At 32, I know I was a child back then. Yes, I knew being naked with a grown ass man was bad, but I just thought I was getting away with something. I was being sneaky. Isn’t this fun, keeping a secret from mother? That’s how I thought. It was a child’s thinking. I know that none of it was my fault. I know all of my childhood—not just the sexual trauma—was not my fault and that my mother failed me. She failed herself, too, by not seeking out therapy for herself when she so desperately needed it. Her parents failed her by raising her the way they did and giving her some of the same deep-rooted emotional issues I now struggle with today.

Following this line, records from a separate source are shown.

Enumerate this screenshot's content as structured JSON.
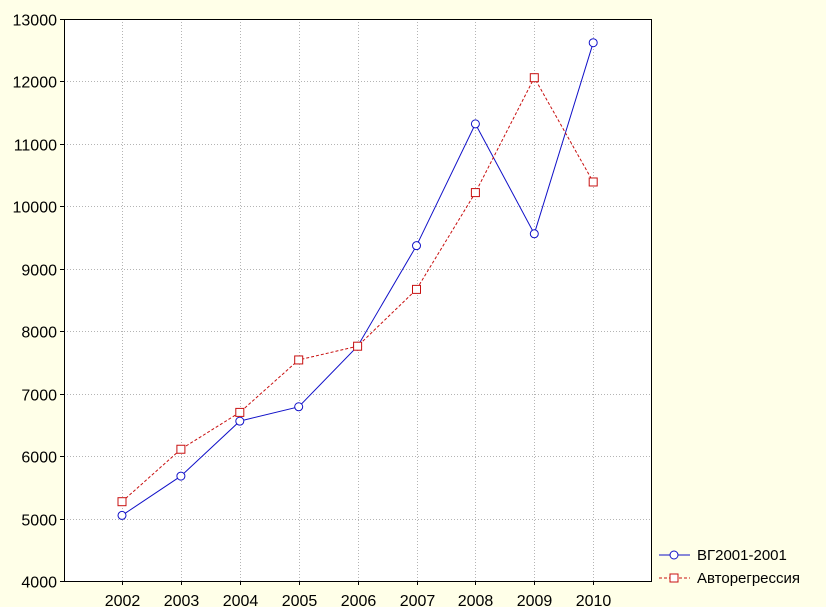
{
  "chart_data": {
    "type": "line",
    "title": "",
    "xlabel": "",
    "ylabel": "",
    "categories": [
      "2002",
      "2003",
      "2004",
      "2005",
      "2006",
      "2007",
      "2008",
      "2009",
      "2010"
    ],
    "ylim": [
      4000,
      13000
    ],
    "yticks": [
      4000,
      5000,
      6000,
      7000,
      8000,
      9000,
      10000,
      11000,
      12000,
      13000
    ],
    "grid": true,
    "legend_position": "bottom-right",
    "plot_background": "#ffffff",
    "outer_background": "#ffffe8",
    "series": [
      {
        "name": "ВГ2001-2001",
        "values": [
          5050,
          5680,
          6560,
          6790,
          7760,
          9370,
          11320,
          9560,
          12620
        ],
        "color": "#1010c8",
        "line_style": "solid",
        "marker": "circle"
      },
      {
        "name": "Авторегрессия",
        "values": [
          5270,
          6110,
          6700,
          7540,
          7760,
          8670,
          10220,
          12060,
          10390
        ],
        "color": "#c81010",
        "line_style": "dashed",
        "marker": "square"
      }
    ]
  }
}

We’re all victims. But we can all be our own champions, too. We can get help when we need it. We can stop being so hard on ourselves for being children without access to the tools and skills we now have as adults.

So, hello, Internet. My name is Luke Evans. I’m 32 years old, my childhood was a nightmare, and I’m a gay trans man who practices witchcraft. May this blog post give you the strength to process your own traumas and live your most authentic self.